On the right is a well laid-out control panel, with a ring of menu controls around an 'OK' button and two, large coloured buttons for Stop and Go. A 2-line by 16-character LCD display sits behind the controls and three small indicators - for Ready, Data and Attention, are set above the surface of the printer, to be seen from across an office.

Just to the side of the control panel is a USB port, designed for walk up printing of documents from USB drives. The positioning of the socket is better than on previous models, where it was at the back, but to be picky, we'd still prefer to see it at the front.

There's a 250-sheet main paper tray at the bottom of the machine and a fold down, 50-sheet multi-purpose tray above this. The spec sheet on the Kyocera Mita website claims this is single-sheet, but the downloadable datasheet has it correctly. You can add a further two, 250-sheet paper trays as options and a cabinet to set it all on.

The FS-1350DN comes as standard with USB and 10/100 Ethernet, with Gigabit and wireless networking available as options.

Kyocera Mita's patented hard coating ensures the drum is likely to be a lifetime component, so the only thing you need fit is a toner cartridge. This clips in very easily under a flip-up flap at the front of the machine and then performs a one-off charge cycle, which takes around 20 minutes.

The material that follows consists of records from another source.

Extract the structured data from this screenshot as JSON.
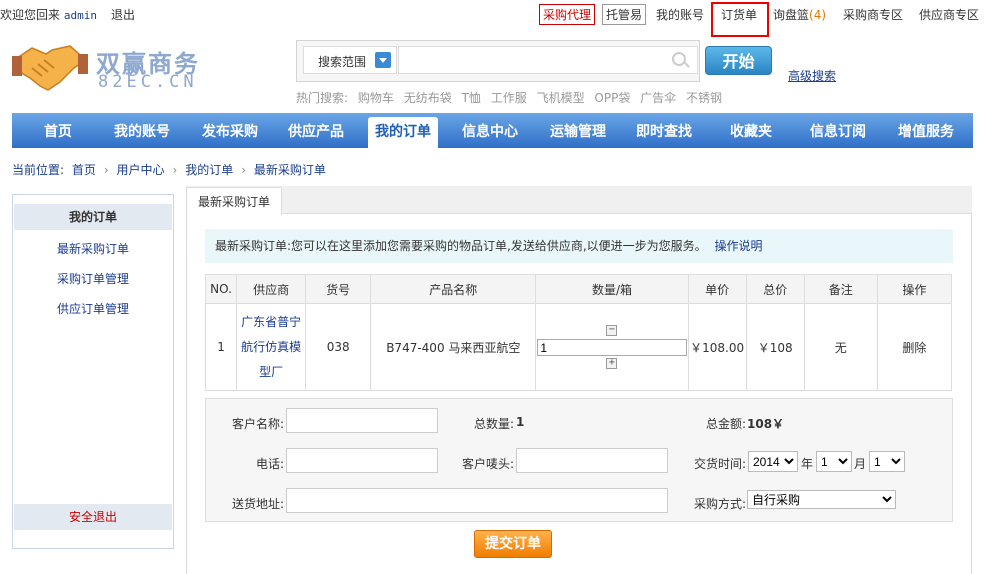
{
  "topbar": {
    "greeting": "欢迎您回来",
    "username": "admin",
    "logout": "退出",
    "links": {
      "purchase_agent": "采购代理",
      "escrow": "托管易",
      "my_account": "我的账号",
      "order_list": "订货单",
      "inquiry_basket": "询盘篮",
      "inquiry_count": "(4)",
      "buyer_zone": "采购商专区",
      "supplier_zone": "供应商专区"
    }
  },
  "logo": {
    "title": "双赢商务",
    "subtitle": "82EC.CN"
  },
  "search": {
    "scope_label": "搜索范围",
    "placeholder": "",
    "button": "开始",
    "advanced": "高级搜索",
    "hot_label": "热门搜索:",
    "hot_terms": [
      "购物车",
      "无纺布袋",
      "T恤",
      "工作服",
      "飞机模型",
      "OPP袋",
      "广告伞",
      "不锈钢"
    ]
  },
  "nav": {
    "items": [
      "首页",
      "我的账号",
      "发布采购",
      "供应产品",
      "我的订单",
      "信息中心",
      "运输管理",
      "即时查找",
      "收藏夹",
      "信息订阅",
      "增值服务"
    ]
  },
  "breadcrumb": {
    "prefix": "当前位置:",
    "items": [
      "首页",
      "用户中心",
      "我的订单",
      "最新采购订单"
    ]
  },
  "sidebar": {
    "heading": "我的订单",
    "items": [
      "最新采购订单",
      "采购订单管理",
      "供应订单管理"
    ],
    "exit": "安全退出"
  },
  "main": {
    "tab": "最新采购订单",
    "notice": "最新采购订单:您可以在这里添加您需要采购的物品订单,发送给供应商,以便进一步为您服务。",
    "notice_link": "操作说明",
    "table": {
      "headers": [
        "NO.",
        "供应商",
        "货号",
        "产品名称",
        "数量/箱",
        "单价",
        "总价",
        "备注",
        "操作"
      ],
      "rows": [
        {
          "no": "1",
          "supplier_lines": [
            "广东省普宁",
            "航行仿真模",
            "型厂"
          ],
          "sku": "038",
          "product": "B747-400 马来西亚航空",
          "qty": "1",
          "unit_price": "￥108.00",
          "total": "￥108",
          "remark": "无",
          "action": "删除"
        }
      ]
    },
    "form": {
      "customer_name_label": "客户名称:",
      "total_qty_label": "总数量:",
      "total_qty": "1",
      "total_amount_label": "总金额:",
      "total_amount": "108￥",
      "phone_label": "电话:",
      "mark_label": "客户唛头:",
      "delivery_label": "交货时间:",
      "year": "2014",
      "year_unit": "年",
      "month": "1",
      "month_unit": "月",
      "day": "1",
      "address_label": "送货地址:",
      "method_label": "采购方式:",
      "method": "自行采购"
    },
    "submit": "提交订单"
  }
}
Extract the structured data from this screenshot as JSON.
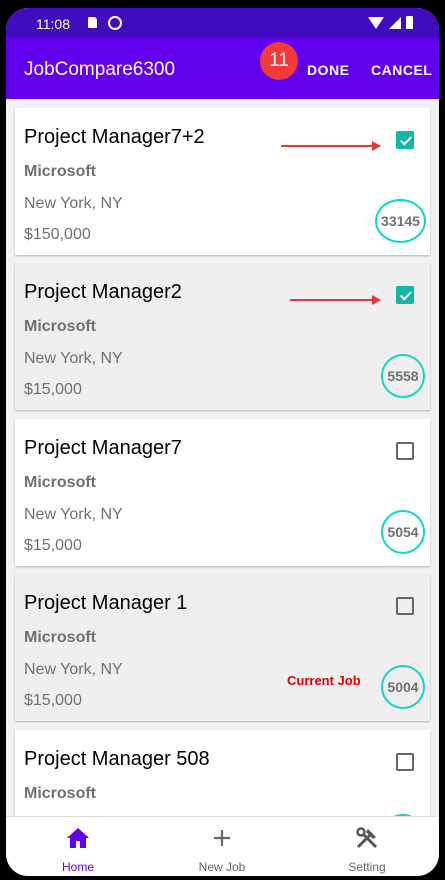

Software installation is just as easy though, unusually, the setup routine expects you to have connected your printer before starting. Windows' Install New Hardware wizard has never really worked as intended, with printer makers usually wanting to handle the setup themselves and asking you to cancel the wizard when it detects a new printer. A shame Microsoft and the printer makers can't work out an elegant hand over to make it easier for customers.

Kyocera Mita installs both PCL 6 and Postscript Level 3 drivers in emulation, which should cover most installation requirements. The company also provides support for Mac OSX and various flavours of UNIX and Linux, as well as all recent versions of Windows.